Mrs. Taylor stopped again. This time she looked at the wall. She sighed.
The point is: I never found out the reason for the colors, she said. For some reason, without my sick friend, the hospital was difficult to negotiate and ever more difficult to find. Every day I drove to it and you would think this would make it easier to get to, in the way that daily commuters can drive long distances and not remember a single thing about the drive or the distance and yet still arrive, right as rain, at their desired destination. But the more I drove the harder it became. At intersections, I would idle, confounded by the direction to take, horns behind me honking away, but still I would just stay there and try to think of the hospital.
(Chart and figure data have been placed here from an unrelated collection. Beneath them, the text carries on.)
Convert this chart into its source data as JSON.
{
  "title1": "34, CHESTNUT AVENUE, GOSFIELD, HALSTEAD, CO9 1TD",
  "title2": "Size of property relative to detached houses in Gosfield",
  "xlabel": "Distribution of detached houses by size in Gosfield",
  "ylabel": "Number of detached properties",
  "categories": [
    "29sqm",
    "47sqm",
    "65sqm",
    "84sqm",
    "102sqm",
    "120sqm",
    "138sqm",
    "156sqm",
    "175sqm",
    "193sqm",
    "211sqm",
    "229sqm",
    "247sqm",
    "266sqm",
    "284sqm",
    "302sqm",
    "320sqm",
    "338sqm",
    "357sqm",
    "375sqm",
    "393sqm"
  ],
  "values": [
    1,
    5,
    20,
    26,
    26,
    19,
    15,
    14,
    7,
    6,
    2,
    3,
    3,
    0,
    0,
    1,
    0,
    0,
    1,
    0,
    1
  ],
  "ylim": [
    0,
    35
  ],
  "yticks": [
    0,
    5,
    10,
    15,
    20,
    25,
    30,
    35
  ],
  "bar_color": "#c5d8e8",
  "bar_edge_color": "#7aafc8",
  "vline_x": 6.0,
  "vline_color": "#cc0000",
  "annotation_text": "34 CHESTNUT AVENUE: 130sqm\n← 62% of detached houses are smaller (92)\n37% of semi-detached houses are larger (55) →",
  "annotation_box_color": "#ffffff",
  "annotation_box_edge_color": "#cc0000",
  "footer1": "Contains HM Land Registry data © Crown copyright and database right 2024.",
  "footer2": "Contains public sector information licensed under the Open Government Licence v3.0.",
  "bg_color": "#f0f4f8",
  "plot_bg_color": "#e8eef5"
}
Think, I would say. Hospital, I would say. But the only thing this conjured up was the image of a dog in the moonlight on a neighborhood street. Sometimes I drove for five minutes and ended up back at my own home. I am becoming a loon is what I thought. This may or may not have been true. What was most certainly true was that the hospital was avoiding me. Because here was the truth of the hospital: it was a living dream. The whole point of the hospital, it finally occurred to me, was to produce that strange state I had experienced on my first visit. This was the reason for the colors and the lights and the ventilators and the intermittent sounds of breath and weeping. To ease the patients’ passage into death. The closer you get to dying the more dreamlike everything becomes. You cease to be you in the way that you have always known, the you tied to structures like houses and jobs and people, and more and more dissolve into ideas, thoughts, and memories. You become pure. The hospital, it occurred to me, was designed to create this sensation early in an illness, to ensure the patient experiences their own most perfect self for as long as possible. The hospital was designed to be a long corridor to death!
Mrs. Taylor paused and looked triumphant. Then she looked weary. Finally she looked sad. She turned back to the window and looked outside.
It was this discovery that ultimately undid me, she said softly. Because this was also the reason why the hospital was avoiding me. Who doesn’t want to live inside of a dream? Who doesn’t want their mind to be the world? If word got out about such a place there is no telling what might have happened. The poor hospital would be overrun with people desperate for a somnambulant life. People like me. Of course no one believes me, the woman said. Who could? But I know it is out there. I know it is waiting. I can hear it, she said. Calling me home.